For the past six months, teenagers Morgan Lessard, Parker Gale, Myles Moshuk and nine-year-old Ty Skaalrud have been building a mountain bike track next to the Galloping Goose Trail off Aldeane Avenue.
Using nothing but a few shovels, rakes, and a mini pickaxe, the boys carefully carved out technical trails with drops, berms, a skinny line with a two by four piece of wood (which they could ride over), and a rock garden.
The group, as well as other young mountain bikers, have enjoyed the track – that is, until last week. On Tuesday, March 20, workers with the Capital Regional District taped off the area, dismantled the trails and placed debris across to prevent people from re-building them.
According to the CRD, it has received reports during the past month of people jumping off the trails onto the Goose, creating a potential safety hazard for trail users. There was also significant impact to the ground and vegetation off the side of the trail and in the adjacent forested area.
“The CRD asks all park and trail users to stay on designated trails,” said spokesperson Andy Orr in an email. “Unauthorized building and use damages the environment and can create safety hazards for visitors.”

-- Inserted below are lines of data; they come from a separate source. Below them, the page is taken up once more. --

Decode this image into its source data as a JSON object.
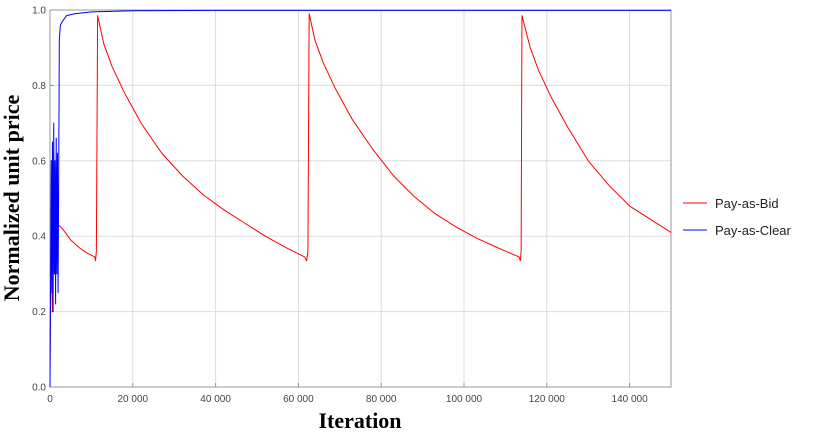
{
  "chart_data": {
    "type": "line",
    "title": "",
    "xlabel": "Iteration",
    "ylabel": "Normalized unit price",
    "xlim": [
      0,
      150000
    ],
    "ylim": [
      0,
      1.0
    ],
    "x_ticks": [
      0,
      20000,
      40000,
      60000,
      80000,
      100000,
      120000,
      140000
    ],
    "x_tick_labels": [
      "0",
      "20 000",
      "40 000",
      "60 000",
      "80 000",
      "100 000",
      "120 000",
      "140 000"
    ],
    "y_ticks": [
      0,
      0.2,
      0.4,
      0.6,
      0.8,
      1.0
    ],
    "y_tick_labels": [
      "0.0",
      "0.2",
      "0.4",
      "0.6",
      "0.8",
      "1.0"
    ],
    "grid": true,
    "legend_position": "right",
    "series": [
      {
        "name": "Pay-as-Bid",
        "color": "#ff0000",
        "points": [
          [
            0,
            0.05
          ],
          [
            300,
            0.42
          ],
          [
            600,
            0.2
          ],
          [
            900,
            0.5
          ],
          [
            1200,
            0.3
          ],
          [
            1500,
            0.47
          ],
          [
            2000,
            0.43
          ],
          [
            3000,
            0.42
          ],
          [
            5000,
            0.39
          ],
          [
            7000,
            0.37
          ],
          [
            9000,
            0.355
          ],
          [
            10800,
            0.345
          ],
          [
            11000,
            0.335
          ],
          [
            11200,
            0.36
          ],
          [
            11500,
            0.985
          ],
          [
            13000,
            0.91
          ],
          [
            15000,
            0.85
          ],
          [
            18000,
            0.78
          ],
          [
            22000,
            0.7
          ],
          [
            27000,
            0.62
          ],
          [
            32000,
            0.56
          ],
          [
            37000,
            0.51
          ],
          [
            42000,
            0.47
          ],
          [
            47000,
            0.435
          ],
          [
            52000,
            0.4
          ],
          [
            57000,
            0.37
          ],
          [
            61500,
            0.345
          ],
          [
            62000,
            0.335
          ],
          [
            62300,
            0.36
          ],
          [
            62600,
            0.99
          ],
          [
            64000,
            0.92
          ],
          [
            66000,
            0.86
          ],
          [
            69000,
            0.79
          ],
          [
            73000,
            0.71
          ],
          [
            78000,
            0.63
          ],
          [
            83000,
            0.56
          ],
          [
            88000,
            0.505
          ],
          [
            93000,
            0.46
          ],
          [
            98000,
            0.425
          ],
          [
            103000,
            0.395
          ],
          [
            108000,
            0.37
          ],
          [
            113300,
            0.345
          ],
          [
            113600,
            0.335
          ],
          [
            113800,
            0.36
          ],
          [
            114000,
            0.985
          ],
          [
            116000,
            0.9
          ],
          [
            118000,
            0.84
          ],
          [
            121000,
            0.77
          ],
          [
            125000,
            0.69
          ],
          [
            130000,
            0.6
          ],
          [
            135000,
            0.535
          ],
          [
            140000,
            0.48
          ],
          [
            145000,
            0.445
          ],
          [
            150000,
            0.41
          ]
        ]
      },
      {
        "name": "Pay-as-Clear",
        "color": "#0000ff",
        "points": [
          [
            0,
            0.0
          ],
          [
            150,
            0.3
          ],
          [
            300,
            0.6
          ],
          [
            450,
            0.25
          ],
          [
            600,
            0.65
          ],
          [
            750,
            0.2
          ],
          [
            900,
            0.7
          ],
          [
            1050,
            0.3
          ],
          [
            1200,
            0.6
          ],
          [
            1350,
            0.22
          ],
          [
            1500,
            0.66
          ],
          [
            1650,
            0.3
          ],
          [
            1800,
            0.62
          ],
          [
            1950,
            0.25
          ],
          [
            2100,
            0.55
          ],
          [
            2250,
            0.92
          ],
          [
            2500,
            0.96
          ],
          [
            3000,
            0.97
          ],
          [
            4000,
            0.985
          ],
          [
            6000,
            0.99
          ],
          [
            10000,
            0.995
          ],
          [
            20000,
            0.998
          ],
          [
            40000,
            0.999
          ],
          [
            80000,
            0.999
          ],
          [
            150000,
            0.999
          ]
        ]
      }
    ]
  }
}
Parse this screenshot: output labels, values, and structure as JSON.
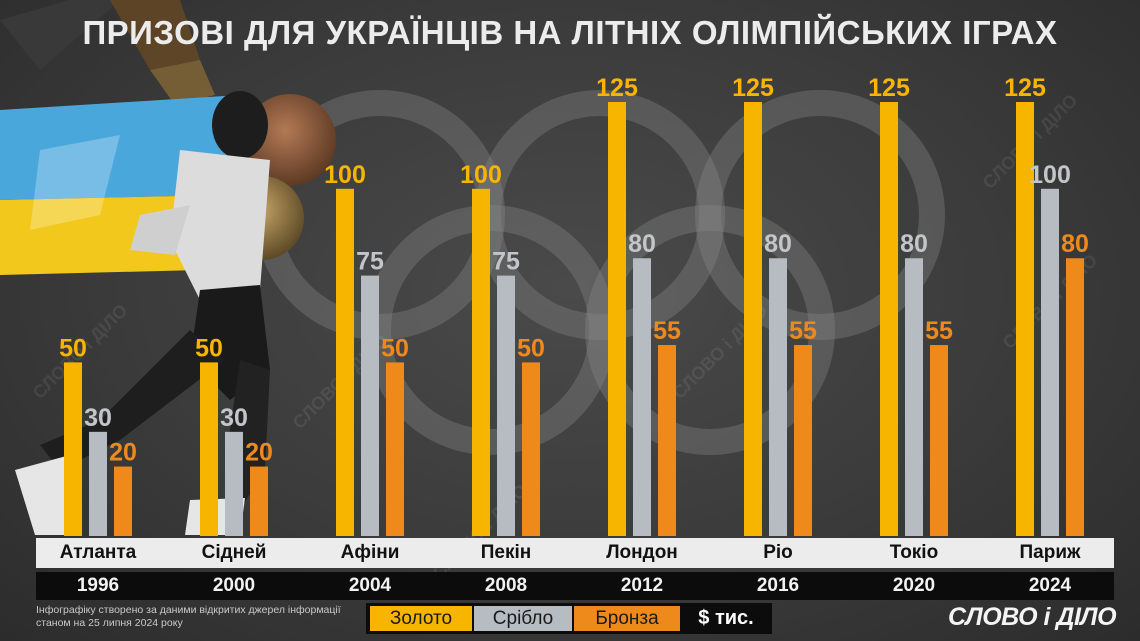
{
  "title": "ПРИЗОВІ ДЛЯ УКРАЇНЦІВ НА ЛІТНІХ ОЛІМПІЙСЬКИХ ІГРАХ",
  "chart_data": {
    "type": "bar",
    "title": "ПРИЗОВІ ДЛЯ УКРАЇНЦІВ НА ЛІТНІХ ОЛІМПІЙСЬКИХ ІГРАХ",
    "categories": [
      "Атланта",
      "Сідней",
      "Афіни",
      "Пекін",
      "Лондон",
      "Ріо",
      "Токіо",
      "Париж"
    ],
    "years": [
      "1996",
      "2000",
      "2004",
      "2008",
      "2012",
      "2016",
      "2020",
      "2024"
    ],
    "series": [
      {
        "name": "Золото",
        "color": "#f7b500",
        "values": [
          50,
          50,
          100,
          100,
          125,
          125,
          125,
          125
        ]
      },
      {
        "name": "Срібло",
        "color": "#b6bcc1",
        "values": [
          30,
          30,
          75,
          75,
          80,
          80,
          80,
          100
        ]
      },
      {
        "name": "Бронза",
        "color": "#ee8a1c",
        "values": [
          20,
          20,
          50,
          50,
          55,
          55,
          55,
          80
        ]
      }
    ],
    "unit": "$ тис.",
    "ylim": [
      0,
      125
    ],
    "grid": false,
    "legend_position": "bottom"
  },
  "legend": {
    "gold": "Золото",
    "silver": "Срібло",
    "bronze": "Бронза",
    "unit": "$ тис."
  },
  "footnote": "Інфографіку створено за даними відкритих джерел інформації станом на 25 липня 2024 року",
  "logo": "СЛОВО і ДІЛО",
  "watermark": "СЛОВО і ДІЛО"
}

The boys, naturally, are disappointed.
“It’s a lot of work,” said Morgan, 13. “You get an adrenaline rush when you’re doing it [riding]. You’re having fun and you get to try new things.”
The project that started when Morgan became interested in BMX racing and doing dirt jumps, which often goes hand in hand with mountain biking. But after getting a new mountain bike, he realized there wasn’t any place to ride.
That’s when Morgan, Parker, Myles and Ty decided to take action and build their own track just metres from their homes.
The track has since become a labour of love with the boys spending countless hours working it. Morgan and Parker, who both attend Spencer Middle school, would meet up before school to do a couple of jumps, before riding over before the bell rang.
“We just love riding, it’s our passion,” said 13-year-old Parker, adding he’s seen other kids use the trail. “We just wanted something to do.”
Orr added there are other designated trails for mountain biking throughout the region, such as the Hartland area of Mount Work Regional Park. But the boys’ parents say it’s too far for them to ride alone.
Sandra, Morgan’s mother, said it’s keeping them out of trouble and they’re very courteous of others walking along the Goose.
“I think it’s great. They’re outside, they’re being boys, they’re not inside in front of video games all day,” she said.
“This is what kids used to do, this is what we used to do as kids.”